A new version of Wisconsin’s Runoff Risk Advisory Forecast will debut Feb. 1, offering farmers a much more detailed and localized look at the threat of runoff before they plan to spread manure.

The runoff forecast, available at manureadvisorysystem.wi.gov, provides maps showing short-term runoff risk for daily application planning, taking into account factors including soil moisture, weather forecast, crop cover, snow cover, and slope. It is updated three times daily by the National Weather Service.

The first version of the RRAF provided all this data by watershed basins. Now, the data will be based on a system using four-kilometer grids, providing data at a finer scale and allowing farmers to look at conditions closer to home. It uses the same computer models that the National Weather Service uses to forecast floods.

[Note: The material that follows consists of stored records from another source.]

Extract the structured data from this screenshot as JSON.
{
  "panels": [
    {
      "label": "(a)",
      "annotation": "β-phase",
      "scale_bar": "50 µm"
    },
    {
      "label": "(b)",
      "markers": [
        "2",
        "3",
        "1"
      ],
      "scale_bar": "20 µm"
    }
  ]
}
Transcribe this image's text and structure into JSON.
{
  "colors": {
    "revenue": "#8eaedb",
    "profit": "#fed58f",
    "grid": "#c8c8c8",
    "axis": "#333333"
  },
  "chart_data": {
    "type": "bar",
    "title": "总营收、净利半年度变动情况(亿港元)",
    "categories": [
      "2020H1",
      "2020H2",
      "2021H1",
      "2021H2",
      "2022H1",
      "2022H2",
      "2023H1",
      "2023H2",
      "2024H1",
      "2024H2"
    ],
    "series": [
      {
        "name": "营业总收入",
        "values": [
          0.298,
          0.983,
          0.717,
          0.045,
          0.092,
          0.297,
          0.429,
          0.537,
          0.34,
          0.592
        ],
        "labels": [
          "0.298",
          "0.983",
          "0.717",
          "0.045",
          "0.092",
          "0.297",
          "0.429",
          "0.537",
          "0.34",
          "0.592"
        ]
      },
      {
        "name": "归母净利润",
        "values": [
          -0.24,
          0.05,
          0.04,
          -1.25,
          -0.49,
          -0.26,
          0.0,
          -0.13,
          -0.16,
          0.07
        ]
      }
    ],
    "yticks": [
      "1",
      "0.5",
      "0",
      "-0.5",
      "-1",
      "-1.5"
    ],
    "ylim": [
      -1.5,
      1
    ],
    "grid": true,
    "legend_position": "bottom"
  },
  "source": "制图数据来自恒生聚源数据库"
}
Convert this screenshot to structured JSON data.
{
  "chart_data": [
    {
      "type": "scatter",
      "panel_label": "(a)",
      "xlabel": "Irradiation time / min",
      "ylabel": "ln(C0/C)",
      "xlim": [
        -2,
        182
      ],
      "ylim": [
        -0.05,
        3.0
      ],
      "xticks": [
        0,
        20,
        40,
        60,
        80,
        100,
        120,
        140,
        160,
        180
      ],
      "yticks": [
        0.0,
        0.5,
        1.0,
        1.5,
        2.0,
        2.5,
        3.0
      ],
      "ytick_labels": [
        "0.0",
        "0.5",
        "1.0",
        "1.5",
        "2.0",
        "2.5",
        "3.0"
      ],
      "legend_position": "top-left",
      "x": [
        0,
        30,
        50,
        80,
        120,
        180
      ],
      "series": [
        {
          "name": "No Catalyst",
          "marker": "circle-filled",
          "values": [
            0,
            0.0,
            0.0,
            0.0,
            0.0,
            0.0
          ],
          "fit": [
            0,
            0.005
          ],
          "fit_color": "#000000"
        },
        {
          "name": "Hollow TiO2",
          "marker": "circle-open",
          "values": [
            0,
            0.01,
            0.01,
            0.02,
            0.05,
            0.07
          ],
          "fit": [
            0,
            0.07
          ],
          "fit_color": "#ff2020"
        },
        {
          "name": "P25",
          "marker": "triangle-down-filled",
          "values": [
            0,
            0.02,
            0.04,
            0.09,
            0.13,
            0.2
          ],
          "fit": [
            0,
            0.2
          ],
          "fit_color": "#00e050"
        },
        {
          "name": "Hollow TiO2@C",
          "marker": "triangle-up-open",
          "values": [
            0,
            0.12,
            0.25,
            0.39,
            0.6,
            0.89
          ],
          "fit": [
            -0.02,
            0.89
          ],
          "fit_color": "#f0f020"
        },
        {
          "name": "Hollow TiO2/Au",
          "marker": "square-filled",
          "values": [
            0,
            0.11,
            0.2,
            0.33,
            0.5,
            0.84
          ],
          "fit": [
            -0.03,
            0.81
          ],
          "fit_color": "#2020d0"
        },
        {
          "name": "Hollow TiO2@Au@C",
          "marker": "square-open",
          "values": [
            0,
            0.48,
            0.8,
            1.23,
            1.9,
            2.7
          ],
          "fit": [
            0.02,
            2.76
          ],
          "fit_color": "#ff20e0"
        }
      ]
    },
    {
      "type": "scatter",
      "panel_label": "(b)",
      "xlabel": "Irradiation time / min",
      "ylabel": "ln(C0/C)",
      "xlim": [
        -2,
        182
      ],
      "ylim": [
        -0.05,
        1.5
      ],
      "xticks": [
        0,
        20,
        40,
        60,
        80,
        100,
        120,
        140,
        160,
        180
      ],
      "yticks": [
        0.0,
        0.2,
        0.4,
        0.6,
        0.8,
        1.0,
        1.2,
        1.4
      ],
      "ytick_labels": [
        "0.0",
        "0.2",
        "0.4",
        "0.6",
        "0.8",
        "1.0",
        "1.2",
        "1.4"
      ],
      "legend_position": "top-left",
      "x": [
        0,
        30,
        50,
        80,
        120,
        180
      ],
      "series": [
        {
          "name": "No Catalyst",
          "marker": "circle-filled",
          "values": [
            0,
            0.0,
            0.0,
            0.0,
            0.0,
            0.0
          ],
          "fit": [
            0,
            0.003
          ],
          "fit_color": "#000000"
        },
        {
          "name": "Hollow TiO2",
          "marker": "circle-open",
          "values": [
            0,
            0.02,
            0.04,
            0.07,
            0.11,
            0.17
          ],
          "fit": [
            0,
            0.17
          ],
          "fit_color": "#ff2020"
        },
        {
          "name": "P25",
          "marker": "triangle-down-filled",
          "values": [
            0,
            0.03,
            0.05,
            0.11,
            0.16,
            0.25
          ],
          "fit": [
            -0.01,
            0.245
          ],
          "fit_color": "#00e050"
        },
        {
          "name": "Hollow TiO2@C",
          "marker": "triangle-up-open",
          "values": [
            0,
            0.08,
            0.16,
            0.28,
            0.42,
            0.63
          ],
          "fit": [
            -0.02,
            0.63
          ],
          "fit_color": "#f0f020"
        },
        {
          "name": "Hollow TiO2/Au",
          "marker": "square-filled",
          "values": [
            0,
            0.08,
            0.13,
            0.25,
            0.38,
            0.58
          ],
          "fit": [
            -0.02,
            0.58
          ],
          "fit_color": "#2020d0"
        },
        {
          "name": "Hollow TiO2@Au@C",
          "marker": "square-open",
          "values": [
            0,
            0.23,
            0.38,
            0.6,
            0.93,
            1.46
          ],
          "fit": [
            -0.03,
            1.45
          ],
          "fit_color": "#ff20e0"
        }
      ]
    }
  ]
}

In addition to the precipitation forecast, the new version will also provide soil temperatures and saturation, based on computer models. And it will make it easier to find previous day snapshots, a tool that farmers often use to document adherence to their nutrient management plans.

When farmers open the RRAF, they will see a statewide map. By clicking on the map, they will be able to zoom in on their areas. There will also be a link to a video tutorial to show them how to use the tool.

“The Runoff Risk Advisory Forecast does not replace nutrient management planning or emergency planning in case of manure spills,” said Lacey Cochart, director of the Bureau of Land and Water Resources in the Wisconsin Department of Agriculture, Trade and Consumer Protection. “It’s one tool to help farmers make informed decisions, and now that tool can be more effective.”